A Visit to Minetta Tavern

Keith McNally's redo of the classic Minetta Tavern has been getting a lot of attention lately, most of it good (the reviews), some of it bad (the flap about the difficulty of scoring prime-time reservations) So, I decided, somewhat counter-intuitively, it was high time I stopped by to check out the drink program.

A large, bald men was guarded the door. (They're all large and bald, aren't they?) A bouncer/doorman is a relatively rarity in the New York fine dining world. But I guess if you're hot....

I asked if I could get in and have a drink at the bar. "It's pretty packed in there. Try in 20 minutes." The guy was pretty pleasant and sincere about it, so I went across the street to the Rabbit Club and had a beer. No bouncer there. 20 minutes later I tried again. The doorman remembered me and squeaked me in. (I have found if you treat bouncers decently, and talk to them in an even, reasonable, friendly voice, you will go a long way.) The man was right; the place was densely packed. Every stool was taken, and what slim excess bar space there was was packed with well-toned, well-dressed flesh.

The bartenders were three in number, and mature of age. No whippersnappers. They knew what they were doing and worked cheerfully and efficiently. Cocktail-wise, there were six classics (Blood & Sand, Champagne Cocktail, Tom Collins, Martinez, Hemingway Daquiri, etc.) and 10 "house cocktails." A Maple Leaf Sazerac stood out (maple cordial instead of sugar) and a Rhubarb Sophie (vodka, cucumber, agave nectar, rhubarb bitters, lime juice). But I went for the Dodd Cocktail, mainly because it involved bourbon and egg white. It also has absinthe, lemon and peach bitters. The bartender shook the concoction dry and then with ice, and served it up in a martini glass.

It was good, as you might expect. But with each sip, it seemed more and more one-note. It's depth didn't grow, but shrank. Not bad, but I'll have to try a few more to see where this cocktail program is. All drinks are $14, making Minetta more expensive, per drink, that the city's best cocktail dens.
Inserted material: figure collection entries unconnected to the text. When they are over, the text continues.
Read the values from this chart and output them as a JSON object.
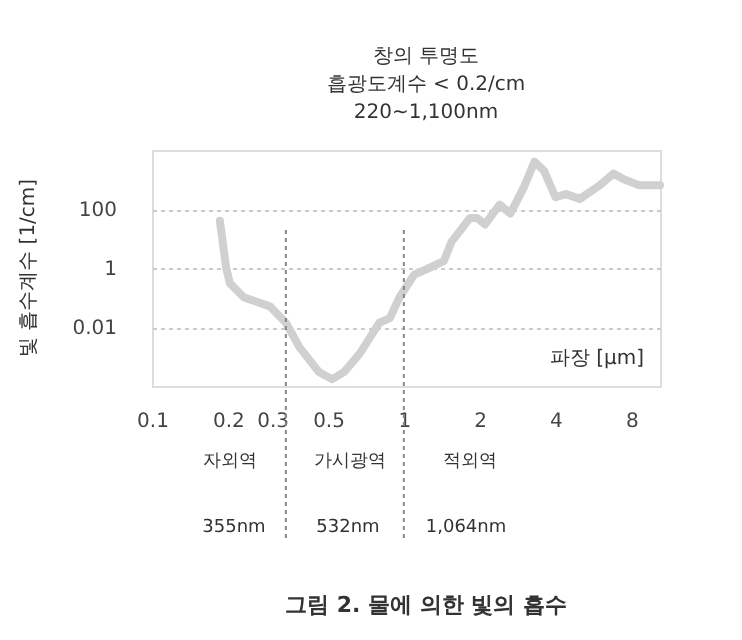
{
  "chart_data": {
    "type": "line",
    "title": "창의 투명도",
    "subtitle": "흡광도계수 < 0.2/cm\n220~1,100nm",
    "xlabel": "파장 [μm]",
    "ylabel": "빛 흡수계수 [1/cm]",
    "log": "xy",
    "xlim": [
      0.1,
      10.4
    ],
    "ylim": [
      0.0001,
      10000
    ],
    "xticks": [
      0.1,
      0.2,
      0.3,
      0.5,
      1,
      2,
      4,
      8
    ],
    "yticks": [
      0.01,
      1,
      100
    ],
    "grid": "y",
    "marker": "none",
    "line_style": "solid",
    "ref_lines": [
      {
        "axis": "x",
        "value": 0.34,
        "label": null,
        "color": "#888888",
        "line_style": "dotted"
      },
      {
        "axis": "x",
        "value": 1,
        "label": null,
        "color": "#888888",
        "line_style": "dotted"
      }
    ],
    "annotations": [
      "자외역",
      "가시광역",
      "적외역",
      "355nm",
      "532nm",
      "1,064nm",
      "그림 2. 물에 의한 빛의 흡수"
    ],
    "series": [
      {
        "color": "#d0d0d0",
        "x": [
          0.186,
          0.197,
          0.204,
          0.232,
          0.294,
          0.34,
          0.386,
          0.46,
          0.52,
          0.58,
          0.67,
          0.8,
          0.88,
          0.96,
          1.1,
          1.26,
          1.44,
          1.55,
          1.67,
          1.83,
          1.95,
          2.1,
          2.4,
          2.65,
          3.0,
          3.3,
          3.6,
          4.0,
          4.4,
          5.0,
          6.0,
          6.8,
          7.5,
          8.6,
          10.4
        ],
        "values": [
          40,
          1,
          0.3,
          0.1,
          0.05,
          0.014,
          0.002,
          0.0003,
          0.00017,
          0.0003,
          0.0013,
          0.014,
          0.02,
          0.1,
          0.6,
          1,
          1.7,
          8,
          18,
          50,
          50,
          30,
          140,
          70,
          560,
          4000,
          2000,
          250,
          320,
          220,
          640,
          1600,
          1000,
          640,
          640
        ]
      }
    ]
  }
}
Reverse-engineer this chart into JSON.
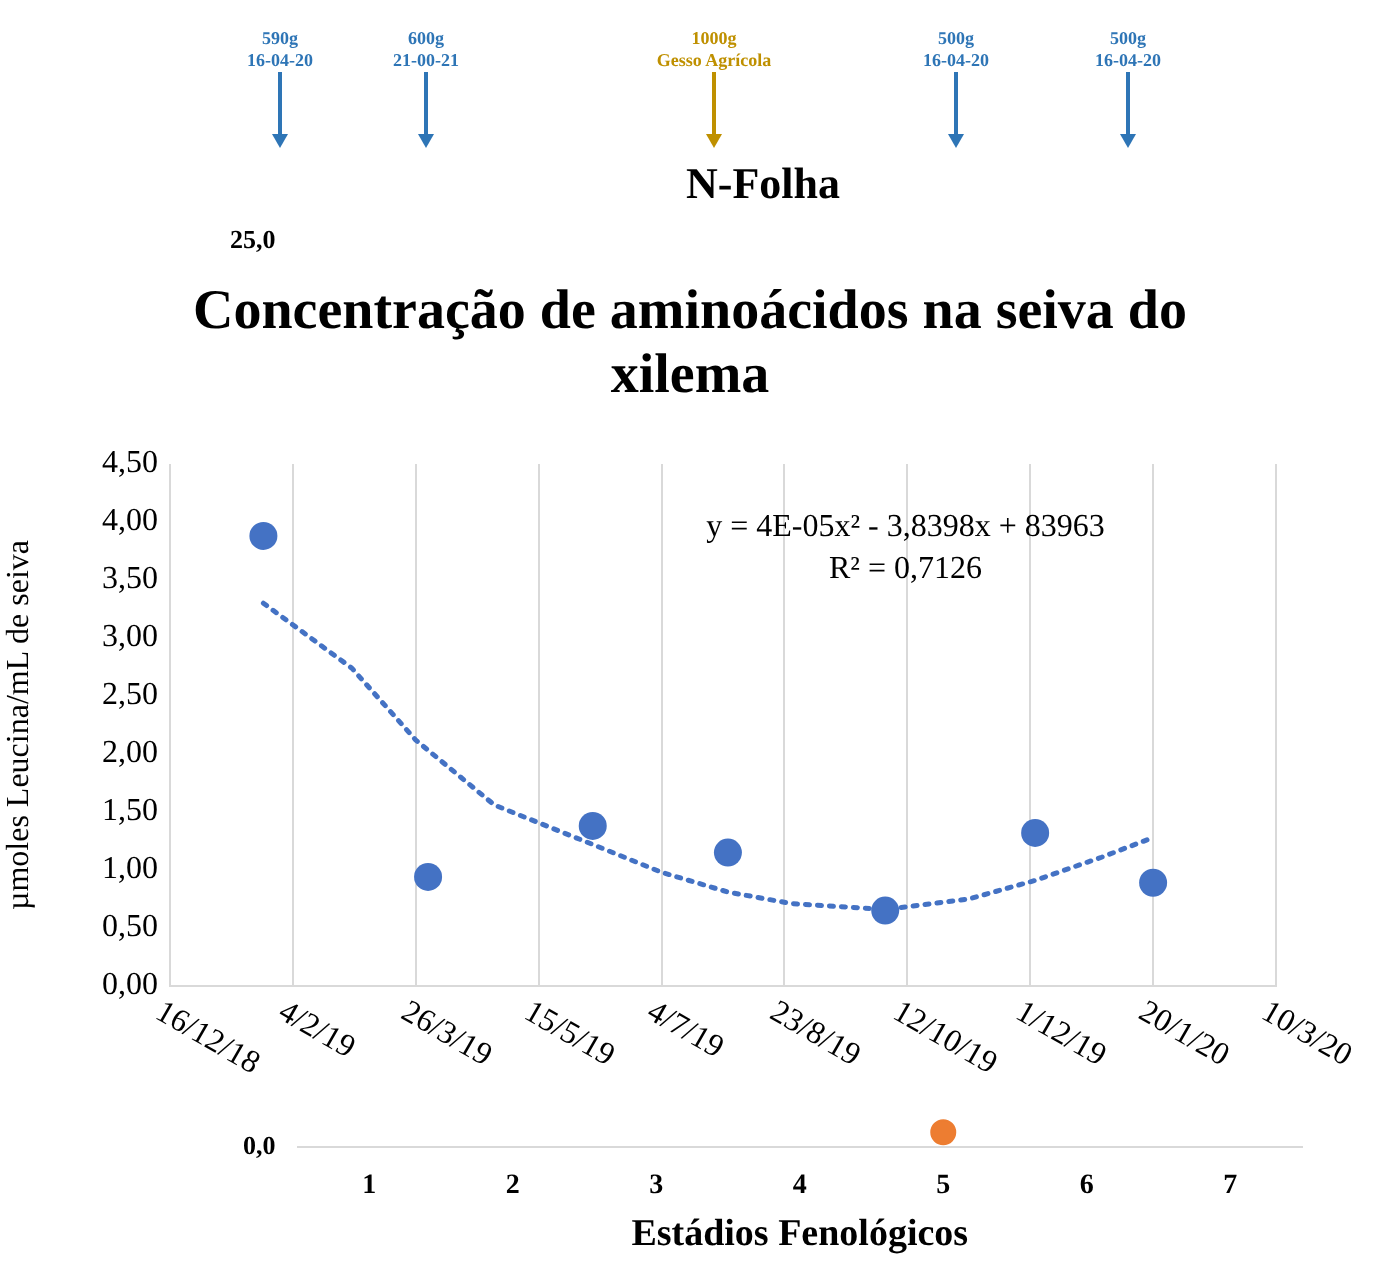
{
  "chart_data": [
    {
      "type": "line",
      "title": "N-Folha",
      "xlabel": "Estádios Fenológicos",
      "annotations": [
        "590g\n16-04-20",
        "600g\n21-00-21",
        "1000g\nGesso Agrícola",
        "500g\n16-04-20",
        "500g\n16-04-20"
      ],
      "categories": [
        "1",
        "2",
        "3",
        "4",
        "5",
        "6",
        "7"
      ],
      "series": [
        {
          "color": "#ed7d31",
          "values": [
            null,
            null,
            null,
            null,
            0.4,
            null,
            null
          ]
        }
      ],
      "ylim": [
        0,
        25
      ],
      "yticks": [
        {
          "value": 0,
          "label": "0,0"
        },
        {
          "value": 25,
          "label": "25,0"
        }
      ],
      "marker": "circle",
      "legend": false
    },
    {
      "type": "scatter",
      "title": "Concentração de aminoácidos na seiva do xilema",
      "ylabel": "µmoles Leucina/mL de seiva",
      "annotations": [
        "y = 4E-05x² - 3,8398x + 83963",
        "R² = 0,7126"
      ],
      "series": [
        {
          "type": "scatter",
          "color": "#4472c4",
          "marker": "circle",
          "x": [
            "2019-01-23",
            "2019-03-31",
            "2019-06-06",
            "2019-07-31",
            "2019-10-03",
            "2019-12-03",
            "2020-01-20"
          ],
          "values": [
            3.88,
            0.94,
            1.38,
            1.15,
            0.65,
            1.32,
            0.89
          ]
        },
        {
          "type": "line",
          "color": "#4472c4",
          "marker": "none",
          "line_style": "dotted",
          "x": [
            "2019-01-23",
            "2019-02-28",
            "2019-03-26",
            "2019-04-27",
            "2019-06-06",
            "2019-07-04",
            "2019-07-31",
            "2019-08-26",
            "2019-10-03",
            "2019-11-06",
            "2019-12-03",
            "2019-12-30",
            "2020-01-20"
          ],
          "values": [
            3.3,
            2.74,
            2.12,
            1.56,
            1.22,
            0.98,
            0.81,
            0.71,
            0.66,
            0.75,
            0.91,
            1.11,
            1.28
          ]
        }
      ],
      "xlim": [
        "2018-12-16",
        "2020-03-10"
      ],
      "xticks": [
        {
          "value": "2018-12-16",
          "label": "16/12/18"
        },
        {
          "value": "2019-02-04",
          "label": "4/2/19"
        },
        {
          "value": "2019-03-26",
          "label": "26/3/19"
        },
        {
          "value": "2019-05-15",
          "label": "15/5/19"
        },
        {
          "value": "2019-07-04",
          "label": "4/7/19"
        },
        {
          "value": "2019-08-23",
          "label": "23/8/19"
        },
        {
          "value": "2019-10-12",
          "label": "12/10/19"
        },
        {
          "value": "2019-12-01",
          "label": "1/12/19"
        },
        {
          "value": "2020-01-20",
          "label": "20/1/20"
        },
        {
          "value": "2020-03-10",
          "label": "10/3/20"
        }
      ],
      "ylim": [
        0,
        4.5
      ],
      "yticks": [
        {
          "value": 0,
          "label": "0,00"
        },
        {
          "value": 0.5,
          "label": "0,50"
        },
        {
          "value": 1,
          "label": "1,00"
        },
        {
          "value": 1.5,
          "label": "1,50"
        },
        {
          "value": 2,
          "label": "2,00"
        },
        {
          "value": 2.5,
          "label": "2,50"
        },
        {
          "value": 3,
          "label": "3,00"
        },
        {
          "value": 3.5,
          "label": "3,50"
        },
        {
          "value": 4,
          "label": "4,00"
        },
        {
          "value": 4.5,
          "label": "4,50"
        }
      ],
      "grid": "x",
      "legend": false
    }
  ]
}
I like the general vibe of the place though. It still feels like the classic tavern it always was, what with the caricatures, murals, tin ceiling and tile floors. But now it's spruce and vibrant, not drab and sad. And it pulsates with a kind of urban evening entertainment you can only find in New York. It's a Gotham hot spot in the best, most romantic sense of the term.